What with being a registered sniper with a license to thrill, Frye’s 29 points that included five treys wasn’t all that surprising. After all, Shots-R-Him. But although his scoring outburst was instrumental in carrying the weary Suns (they arrived home from Golden State at 3:30 a.m.) to victory, it was his spectacular block of a Mike Dunleavy shot that finally sealed the deal.
When Dunleavy turned the ball loose at point-blank range it appeared the Suns’ lead was about to shrink to one point. But Fry swatted the ball away, triggering a sequence that culminated in a three-pointer by Jason Richardson–a five-point swing that turned 91-90 into 94-88 with four minutes left, and the Pacers never got closer than four the rest of the way. (It was Fry’s third block of the evening, by the way).
Of course, this wasn’t ALL about Fry. In fact, Coach Alvin correctly called it a “team” win, noting that everybody made a contribution. And just about everybody did, even Earl Barron, whose space-occupying presence helped ease the team’s chronic and oft-chronicled inside woes in the “red zone.”
In fact, even the Pacers chipped in with 26 turnovers. Many of those were due defensive hustle, as attested by 14 Suns’ steals, but many of them were early Christmas gifts.
Fry, incidentally, wasn’t the only defensive star for the Suns. Grant Hill struggled with his shot (2-for-9) but helped hound Pacer star Danny Granger into 2-for-13 woes.

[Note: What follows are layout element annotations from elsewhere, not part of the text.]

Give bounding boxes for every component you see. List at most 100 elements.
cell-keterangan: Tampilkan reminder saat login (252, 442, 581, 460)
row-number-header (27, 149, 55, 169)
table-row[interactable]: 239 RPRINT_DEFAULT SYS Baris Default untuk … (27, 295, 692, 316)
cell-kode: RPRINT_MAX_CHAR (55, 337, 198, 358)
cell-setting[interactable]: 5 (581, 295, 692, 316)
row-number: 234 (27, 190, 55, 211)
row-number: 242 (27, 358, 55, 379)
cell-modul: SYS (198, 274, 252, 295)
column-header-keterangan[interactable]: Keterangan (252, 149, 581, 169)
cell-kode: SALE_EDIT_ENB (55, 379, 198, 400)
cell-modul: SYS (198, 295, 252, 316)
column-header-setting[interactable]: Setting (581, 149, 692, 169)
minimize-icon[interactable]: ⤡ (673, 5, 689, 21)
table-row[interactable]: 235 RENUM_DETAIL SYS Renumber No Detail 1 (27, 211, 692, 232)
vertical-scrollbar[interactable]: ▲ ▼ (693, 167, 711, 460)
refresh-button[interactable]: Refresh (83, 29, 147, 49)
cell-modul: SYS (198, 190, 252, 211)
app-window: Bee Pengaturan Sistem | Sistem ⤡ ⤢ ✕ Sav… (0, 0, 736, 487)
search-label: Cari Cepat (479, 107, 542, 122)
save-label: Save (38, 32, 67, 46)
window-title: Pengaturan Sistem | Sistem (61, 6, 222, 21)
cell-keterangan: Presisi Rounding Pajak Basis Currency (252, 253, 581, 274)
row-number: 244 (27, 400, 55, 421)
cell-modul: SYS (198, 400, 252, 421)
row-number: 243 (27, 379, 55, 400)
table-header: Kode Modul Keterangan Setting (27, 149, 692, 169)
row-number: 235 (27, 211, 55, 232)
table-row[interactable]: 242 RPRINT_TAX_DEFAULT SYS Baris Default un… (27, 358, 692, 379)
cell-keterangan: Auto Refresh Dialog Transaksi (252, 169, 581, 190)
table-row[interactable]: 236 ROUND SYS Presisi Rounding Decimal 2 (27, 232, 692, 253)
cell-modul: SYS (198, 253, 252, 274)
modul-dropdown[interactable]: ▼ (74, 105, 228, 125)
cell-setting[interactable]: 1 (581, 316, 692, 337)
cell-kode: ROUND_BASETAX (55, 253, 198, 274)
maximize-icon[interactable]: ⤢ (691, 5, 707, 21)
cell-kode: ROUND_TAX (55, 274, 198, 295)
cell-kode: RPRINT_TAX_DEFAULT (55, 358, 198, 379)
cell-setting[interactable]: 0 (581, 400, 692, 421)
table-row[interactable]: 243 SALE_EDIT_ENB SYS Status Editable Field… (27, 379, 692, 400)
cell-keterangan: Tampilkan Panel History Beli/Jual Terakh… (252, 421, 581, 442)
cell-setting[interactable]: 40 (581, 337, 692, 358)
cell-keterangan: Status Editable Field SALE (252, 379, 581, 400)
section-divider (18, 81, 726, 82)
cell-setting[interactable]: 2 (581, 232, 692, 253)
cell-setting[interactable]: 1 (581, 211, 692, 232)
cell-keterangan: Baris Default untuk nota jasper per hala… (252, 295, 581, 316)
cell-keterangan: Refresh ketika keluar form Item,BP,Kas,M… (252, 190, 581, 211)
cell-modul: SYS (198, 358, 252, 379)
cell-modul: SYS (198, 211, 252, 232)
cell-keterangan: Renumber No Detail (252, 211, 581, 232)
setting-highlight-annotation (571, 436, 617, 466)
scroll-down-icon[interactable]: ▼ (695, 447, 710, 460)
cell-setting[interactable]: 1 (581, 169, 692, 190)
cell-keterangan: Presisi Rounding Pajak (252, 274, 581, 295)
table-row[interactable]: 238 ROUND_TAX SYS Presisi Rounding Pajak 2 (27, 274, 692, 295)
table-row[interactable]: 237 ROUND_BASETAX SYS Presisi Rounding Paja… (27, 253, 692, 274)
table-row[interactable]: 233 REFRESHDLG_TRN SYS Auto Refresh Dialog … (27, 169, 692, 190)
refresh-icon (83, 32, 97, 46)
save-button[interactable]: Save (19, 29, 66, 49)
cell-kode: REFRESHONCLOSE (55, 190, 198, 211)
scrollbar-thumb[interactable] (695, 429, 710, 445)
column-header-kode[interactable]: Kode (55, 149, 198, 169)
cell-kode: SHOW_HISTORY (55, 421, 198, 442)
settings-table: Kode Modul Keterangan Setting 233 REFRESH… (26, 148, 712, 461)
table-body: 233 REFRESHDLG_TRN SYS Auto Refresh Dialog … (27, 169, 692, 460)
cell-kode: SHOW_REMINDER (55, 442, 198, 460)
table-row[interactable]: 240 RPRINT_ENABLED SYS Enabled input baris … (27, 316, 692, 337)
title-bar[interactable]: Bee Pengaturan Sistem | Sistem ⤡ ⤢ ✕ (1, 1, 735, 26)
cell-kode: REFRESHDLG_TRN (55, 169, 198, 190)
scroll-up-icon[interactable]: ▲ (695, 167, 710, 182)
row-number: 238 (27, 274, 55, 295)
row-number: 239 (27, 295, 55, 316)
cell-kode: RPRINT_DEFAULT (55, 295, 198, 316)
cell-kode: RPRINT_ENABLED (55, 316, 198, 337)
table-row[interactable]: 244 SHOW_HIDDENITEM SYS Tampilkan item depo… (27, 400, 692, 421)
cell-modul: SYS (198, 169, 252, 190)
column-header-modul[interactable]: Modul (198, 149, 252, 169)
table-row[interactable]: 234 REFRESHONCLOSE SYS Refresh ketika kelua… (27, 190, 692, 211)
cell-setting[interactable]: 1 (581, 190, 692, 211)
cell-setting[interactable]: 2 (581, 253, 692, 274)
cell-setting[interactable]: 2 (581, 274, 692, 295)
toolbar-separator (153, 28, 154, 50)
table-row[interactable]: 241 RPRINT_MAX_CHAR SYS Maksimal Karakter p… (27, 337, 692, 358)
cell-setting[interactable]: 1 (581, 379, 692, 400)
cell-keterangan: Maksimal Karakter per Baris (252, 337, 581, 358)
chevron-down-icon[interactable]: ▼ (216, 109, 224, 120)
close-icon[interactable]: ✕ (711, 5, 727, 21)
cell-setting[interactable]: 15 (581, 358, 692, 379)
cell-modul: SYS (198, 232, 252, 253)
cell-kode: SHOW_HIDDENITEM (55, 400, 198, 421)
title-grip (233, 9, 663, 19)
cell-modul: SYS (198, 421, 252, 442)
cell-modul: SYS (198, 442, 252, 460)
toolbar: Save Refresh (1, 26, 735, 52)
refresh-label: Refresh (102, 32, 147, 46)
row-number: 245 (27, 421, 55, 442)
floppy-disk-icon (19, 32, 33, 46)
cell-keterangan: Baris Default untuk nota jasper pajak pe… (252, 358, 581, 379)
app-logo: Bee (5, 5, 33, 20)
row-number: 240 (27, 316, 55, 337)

This was a subtly significant victory for the Suns, serving as it does as a springboard to a nice December run. A loss would have dropped them back under .500. But instead they are 10-9 with a two-game winning streak to build on, with four one the next five games at home.
And give the degree of difficulty of their early schedule, complicated by the fact their center, Robin Lopez, missed 9 games (and counting), and Steve Nash missed two-and-a-half, not to mention the need to retrofit the rotation, 10-9 isn’t too shabby at all.
The bottom line: This has to be the best 10-9 team in the NBA, one that has 45-37 (with a plus or minus margin of error of two) written all over it.